В школе на меня жаловались. И одноклассники, и учителя. Одноклассники потому, что я их донимаю силой и ловкостью, а учителя – что я не хочу учиться. То есть не совсем, конечно, – по истории у меня, к примеру, были одни пятерки. По литературе, правда, нет, хотя я ее знаю очень хорошо. Сочинения, говорили учителя, я писал как-то странно: «Вроде и знает все, а как понесет его… В такие дебри… Не знаешь, что и думать…» Еще бы им знать, что про меня думать! Я им про Чацкого написал вот что: вместо того чтобы слоняться по великосветским гостиным, ему надо было ехать в деревню, вооружить крестьян и с ними идти на Москву и Петербург. Вот тогда бы был толк. А болтать про карету всякий дурак может. Я считаю, что Чацкий – полный идиот и недоумок, что своими речами он только все портил. Из таких недоумков выросла потом целая революция. Потому что в России все только болтают, а за свои слова отвечать не могут. Отвечают другие. И первые, и вторые Россию погубили. Все эти Чацкие да Чаадаевы, Гоголи да Достоевские. Они все смеялись над Россией, издевались над ней, измывались. Я над этим долго думал и никак не мог понять – почему так все вышло? Почему люди на моей родине так любят издеваться над собственной родиной? И ничего не придумал. Позже, уже в Копенгагене, придумал, когда прочитал про русичей. Русичи были сильными, они создали великую страну, а их рабы из зависти решили эту страну извести. И извели.
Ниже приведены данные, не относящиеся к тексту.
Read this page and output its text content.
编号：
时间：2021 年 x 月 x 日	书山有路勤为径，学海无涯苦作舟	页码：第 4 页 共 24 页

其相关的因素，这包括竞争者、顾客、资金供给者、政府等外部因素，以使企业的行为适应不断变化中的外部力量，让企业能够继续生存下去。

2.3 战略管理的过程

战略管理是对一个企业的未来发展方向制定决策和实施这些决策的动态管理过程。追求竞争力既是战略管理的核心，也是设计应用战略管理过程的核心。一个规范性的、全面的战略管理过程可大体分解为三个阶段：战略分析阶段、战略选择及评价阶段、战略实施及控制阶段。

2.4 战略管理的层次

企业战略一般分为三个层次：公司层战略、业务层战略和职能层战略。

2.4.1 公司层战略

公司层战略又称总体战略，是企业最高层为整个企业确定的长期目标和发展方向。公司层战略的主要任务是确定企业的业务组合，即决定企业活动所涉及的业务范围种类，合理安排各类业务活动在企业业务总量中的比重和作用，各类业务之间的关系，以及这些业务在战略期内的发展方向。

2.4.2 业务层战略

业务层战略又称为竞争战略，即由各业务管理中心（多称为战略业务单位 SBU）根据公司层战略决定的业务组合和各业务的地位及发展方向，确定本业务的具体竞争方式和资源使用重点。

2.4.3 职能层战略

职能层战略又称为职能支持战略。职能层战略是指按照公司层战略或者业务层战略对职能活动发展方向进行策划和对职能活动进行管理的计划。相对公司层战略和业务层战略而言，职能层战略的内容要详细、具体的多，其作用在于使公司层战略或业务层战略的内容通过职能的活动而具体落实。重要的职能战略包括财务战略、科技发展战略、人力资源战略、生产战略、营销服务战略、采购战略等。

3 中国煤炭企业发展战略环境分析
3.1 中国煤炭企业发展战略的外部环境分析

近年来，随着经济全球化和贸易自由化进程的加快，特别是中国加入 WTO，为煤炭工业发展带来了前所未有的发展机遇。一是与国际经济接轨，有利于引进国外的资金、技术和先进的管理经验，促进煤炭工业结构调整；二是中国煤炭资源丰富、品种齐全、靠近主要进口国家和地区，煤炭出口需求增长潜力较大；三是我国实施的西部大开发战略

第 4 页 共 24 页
Я спросил у родителей, улетела ли моя умершая сестра сразу в рай. Они покрутили пальцами у виска и ответили, что никаких раев, ни тем более адов не бывает, что все это сказки. И вздохнули с облегчением, что не взяли с собой из Москвы книжек, а то бы я «от безделья совсем бы свихнулся». И тогда я возненавидел их. Я, конечно, не давал им понять, что их ненавижу, но в душе ненавидел и ненавижу. Они тоже погубили Россию. Хотя бы тем, что уехали из нее и меня увезли. Этого я им не прощу. И я подумал тогда, что моя умершая сестра совершенно безгрешна, а потому живет на небесах, и она – ангел. Уж она-то точно на меня не злится, хотя я, возможно, и стал причиной ее смерти. Напротив, она хранит меня и сделает все, чтобы я исполнил свою миссию.

Как раз когда мы прилетели в Нью-Йорк, было лето – жаркое, душное. Отец сразу же стал работать, мать с утра до вечера болталась где-то, мои младшие брат с сестрой пока оставались в Москве, так что я был предоставлен самому себе в квартире на втором этаже в Гринич-Виллидже. Меня тогда еще не слишком опекали, думали, что я хоть и «сложный», но вполне «исправимый» ребенок. Хотя ребенком я уже не был, мне шел четырнадцатый год, усики на верхней губе пробивались, да какие! Я стал ходить пешком, ориентируюсь-то я в городе очень хорошо, а в Нью-Йорке и ориентироваться не надо – тупой город. Больше всего меня интересовала вода, и я ходил то на Гудзон, то на Ист-Ривер, то на залив. Совсем забыл сказать, что я по гороскопу – Водолей и воду люблю. Особенно – большую. Тут, слава богу, простор был. Родители мои сперва испугались, когда узнали, как далеко я хожу, а потом махнули рукой – не до меня.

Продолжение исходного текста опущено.